Free Radic Biol Med. 2007 Oct 15; 43(8): 1124–1131.
Effect of Chromium Niacinate and Chromium Picolinate Supplementation on Lipid Peroxidation, TNF-α, IL-6, CRP, Glycated Hemoglobin, Triglycerides and Cholesterol Levels in blood of Streptozotocin-treated Diabetic Rats
Sushil K. Jain, Justin L. Rains, and Jennifer L. Croad
Chromium (Cr3+) supplementation facilitate normal protein, fat and carbohydrate metabolism, and is widely used by public in many countries. This study examined the effect of chromium niacinate (Cr-N) or chromium picolinate (Cr-P) supplementation on lipid peroxidation (LP), TNF-α, IL-6, CRP, glycosylated hemoglobin (HbA1), cholesterol and triglycerides (TG) in diabetic rats.
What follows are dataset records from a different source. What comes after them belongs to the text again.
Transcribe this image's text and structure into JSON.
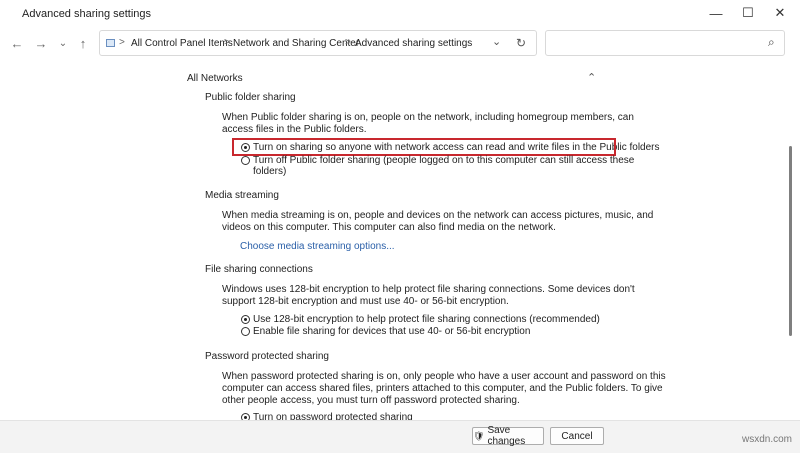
{
  "window": {
    "title": "Advanced sharing settings",
    "minimize_glyph": "—",
    "maximize_glyph": "☐",
    "close_glyph": "✕"
  },
  "nav": {
    "back_glyph": "←",
    "forward_glyph": "→",
    "recent_glyph": "⌄",
    "up_glyph": "↑"
  },
  "address": {
    "breadcrumbs": [
      "All Control Panel Items",
      "Network and Sharing Center",
      "Advanced sharing settings"
    ],
    "separator": ">",
    "dropdown_glyph": "⌄",
    "refresh_glyph": "↻"
  },
  "search": {
    "placeholder": "",
    "icon_glyph": "⌕"
  },
  "sections": {
    "all_networks": {
      "label": "All Networks",
      "collapse_glyph": "⌃"
    },
    "public_folder": {
      "heading": "Public folder sharing",
      "desc_line1": "When Public folder sharing is on, people on the network, including homegroup members, can",
      "desc_line2": "access files in the Public folders.",
      "option1": "Turn on sharing so anyone with network access can read and write files in the Public folders",
      "option2_line1": "Turn off Public folder sharing (people logged on to this computer can still access these",
      "option2_line2": "folders)"
    },
    "media": {
      "heading": "Media streaming",
      "desc_line1": "When media streaming is on, people and devices on the network can access pictures, music, and",
      "desc_line2": "videos on this computer. This computer can also find media on the network.",
      "link": "Choose media streaming options..."
    },
    "file_sharing": {
      "heading": "File sharing connections",
      "desc_line1": "Windows uses 128-bit encryption to help protect file sharing connections. Some devices don't",
      "desc_line2": "support 128-bit encryption and must use 40- or 56-bit encryption.",
      "option1": "Use 128-bit encryption to help protect file sharing connections (recommended)",
      "option2": "Enable file sharing for devices that use 40- or 56-bit encryption"
    },
    "password": {
      "heading": "Password protected sharing",
      "desc_line1": "When password protected sharing is on, only people who have a user account and password on this",
      "desc_line2": "computer can access shared files, printers attached to this computer, and the Public folders. To give",
      "desc_line3": "other people access, you must turn off password protected sharing.",
      "option1": "Turn on password protected sharing"
    }
  },
  "footer": {
    "save_label": "Save changes",
    "save_icon_glyph": "🛡",
    "cancel_label": "Cancel"
  },
  "watermark": "wsxdn.com",
  "colors": {
    "highlight_border": "#c8282e",
    "link": "#2a5fa8"
  }
}
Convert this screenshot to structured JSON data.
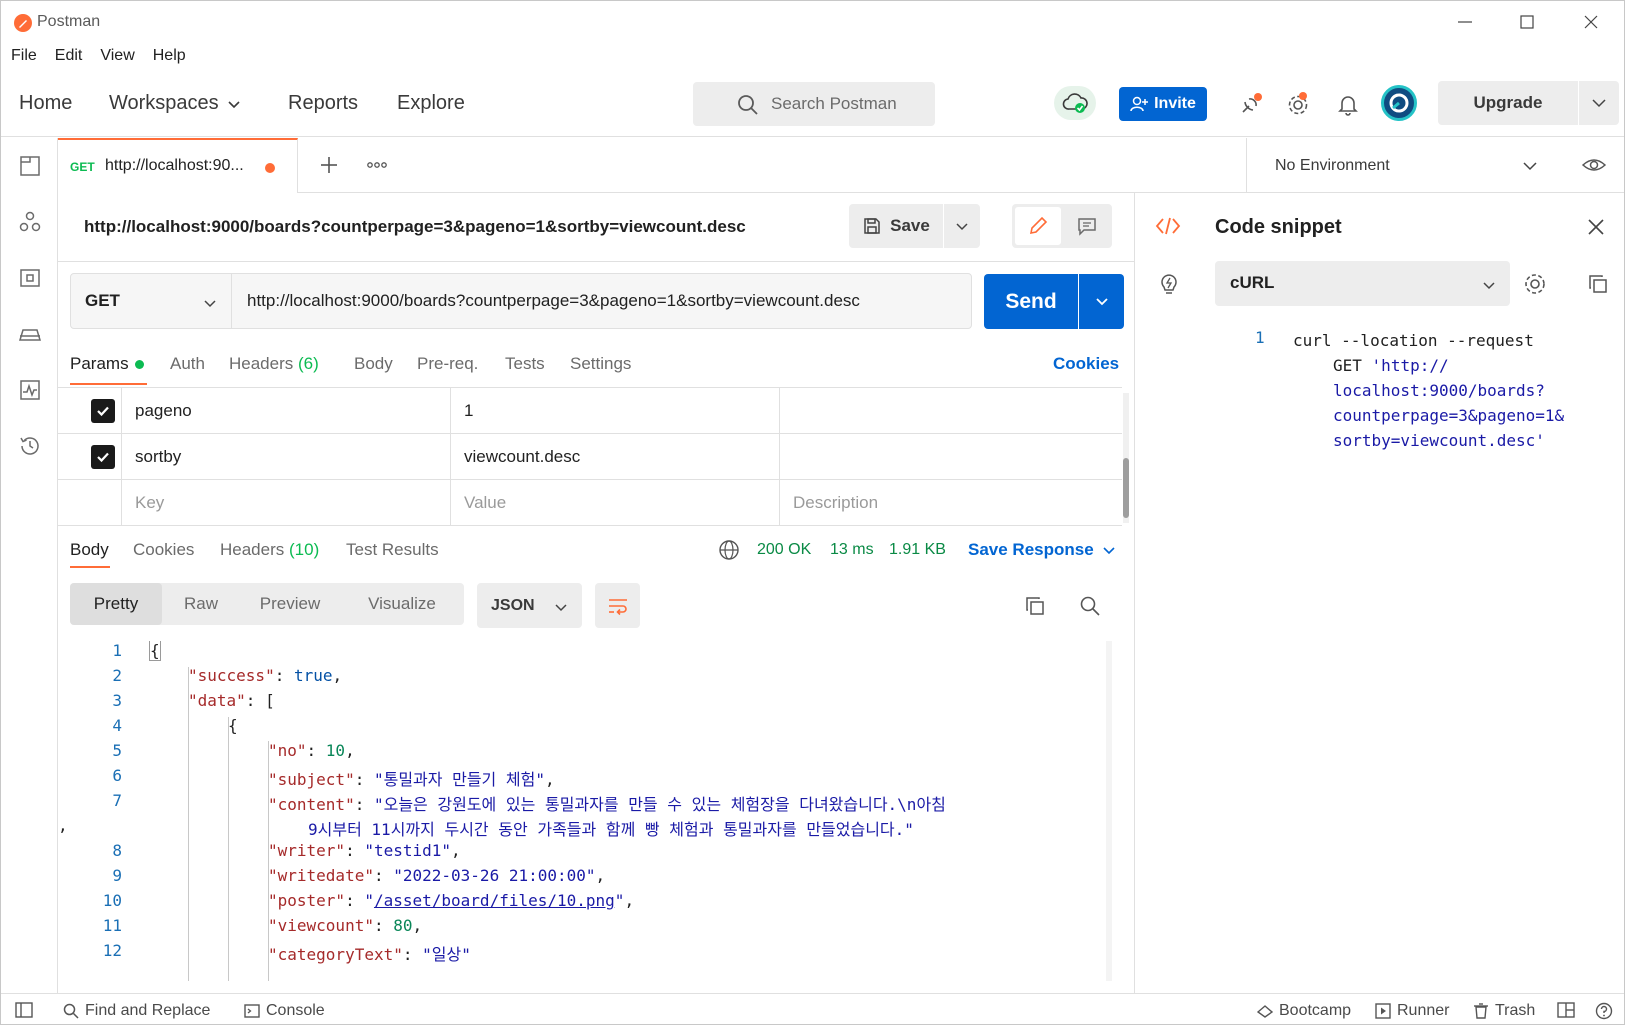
{
  "window": {
    "title": "Postman",
    "controls": [
      "minimize-icon",
      "maximize-icon",
      "close-icon"
    ]
  },
  "menu": [
    "File",
    "Edit",
    "View",
    "Help"
  ],
  "header": {
    "nav": [
      {
        "label": "Home"
      },
      {
        "label": "Workspaces",
        "has_dropdown": true
      },
      {
        "label": "Reports"
      },
      {
        "label": "Explore"
      }
    ],
    "search_placeholder": "Search Postman",
    "invite_label": "Invite",
    "upgrade_label": "Upgrade",
    "icons": [
      "cloud-sync-icon",
      "satellite-icon",
      "settings-icon",
      "bell-icon",
      "avatar"
    ]
  },
  "sidebar": {
    "icons": [
      "collections-icon",
      "apis-icon",
      "environments-icon",
      "mock-servers-icon",
      "monitors-icon",
      "history-icon"
    ]
  },
  "tabs": [
    {
      "method": "GET",
      "title": "http://localhost:90...",
      "unsaved": true
    }
  ],
  "environment": {
    "label": "No Environment"
  },
  "request": {
    "name": "http://localhost:9000/boards?countperpage=3&pageno=1&sortby=viewcount.desc",
    "save_label": "Save",
    "method": "GET",
    "url": "http://localhost:9000/boards?countperpage=3&pageno=1&sortby=viewcount.desc",
    "send_label": "Send",
    "tabs": [
      {
        "label": "Params",
        "active": true,
        "dot": true
      },
      {
        "label": "Auth"
      },
      {
        "label": "Headers",
        "count": "(6)"
      },
      {
        "label": "Body"
      },
      {
        "label": "Pre-req."
      },
      {
        "label": "Tests"
      },
      {
        "label": "Settings"
      }
    ],
    "cookies_label": "Cookies",
    "params": [
      {
        "checked": true,
        "key": "pageno",
        "value": "1",
        "description": ""
      },
      {
        "checked": true,
        "key": "sortby",
        "value": "viewcount.desc",
        "description": ""
      }
    ],
    "param_placeholders": {
      "key": "Key",
      "value": "Value",
      "description": "Description"
    }
  },
  "response": {
    "tabs": [
      {
        "label": "Body",
        "active": true
      },
      {
        "label": "Cookies"
      },
      {
        "label": "Headers",
        "count": "(10)"
      },
      {
        "label": "Test Results"
      }
    ],
    "status": "200 OK",
    "time": "13 ms",
    "size": "1.91 KB",
    "save_label": "Save Response",
    "views": [
      "Pretty",
      "Raw",
      "Preview",
      "Visualize"
    ],
    "active_view": "Pretty",
    "format": "JSON",
    "line_numbers": [
      "1",
      "2",
      "3",
      "4",
      "5",
      "6",
      "7",
      "",
      "8",
      "9",
      "10",
      "11",
      "12"
    ],
    "lines": {
      "l1": "{",
      "l2_key": "\"success\"",
      "l2_val": "true",
      "l3_key": "\"data\"",
      "l3_val": "[",
      "l4": "{",
      "l5_key": "\"no\"",
      "l5_val": "10",
      "l6_key": "\"subject\"",
      "l6_val": "\"통밀과자 만들기 체험\"",
      "l7_key": "\"content\"",
      "l7_val": "\"오늘은 강원도에 있는 통밀과자를 만들 수 있는 체험장을 다녀왔습니다.\\n아침",
      "l7_cont": "9시부터 11시까지 두시간 동안 가족들과 함께 빵 체험과 통밀과자를 만들었습니다.\"",
      "l8_key": "\"writer\"",
      "l8_val": "\"testid1\"",
      "l9_key": "\"writedate\"",
      "l9_val": "\"2022-03-26 21:00:00\"",
      "l10_key": "\"poster\"",
      "l10_val": "/asset/board/files/10.png",
      "l11_key": "\"viewcount\"",
      "l11_val": "80",
      "l12_key": "\"categoryText\"",
      "l12_val": "\"일상\""
    }
  },
  "code_snippet": {
    "title": "Code snippet",
    "language": "cURL",
    "line_number": "1",
    "cmd": "curl --location --request",
    "method": "GET",
    "url_lines": [
      "'http://",
      "localhost:9000/boards?",
      "countperpage=3&pageno=1&",
      "sortby=viewcount.desc'"
    ]
  },
  "statusbar": {
    "left": [
      "Find and Replace",
      "Console"
    ],
    "right": [
      "Bootcamp",
      "Runner",
      "Trash"
    ]
  }
}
Diabetes (D) was induced in Sprague Dawley rats by streptozotocin (STZ) (ip, 65 mg/kg BW). Control buffer, Cr-N or Cr-P (400 µg Cr/Kg BW) was administered by gavages daily for 7 wks. Blood was collected by heart puncture using light anesthesia. Diabetes caused a significant increase in blood levels of TNF-α, IL-6, glucose, HbA1, cholesterol, TG and LP. Compared with D, Cr-N supplementation lowered the blood levels of TNF-α (p=0.04), IL-6 (p=0.02), CRP (p=0.02) LP (p=0.01), HbA1 (p=0.02), TG (p=0.04) and cholesterol (p=0.04). Compared with D, Cr-P supplementation showed a decrease in TNF-α (p=0.02), IL-6 (p=0.02) and LP (p=0.01). Chromium niacinate lowers blood levels of pro-inflammatory cytokines (TNF-α, IL-6, CRP), oxidative stress and lipids levels in diabetic rats, and appears to be more effective form of Cr3+-supplementation. This study suggests that Cr3+-supplementation can lower risk of vascular inflammation in diabetes.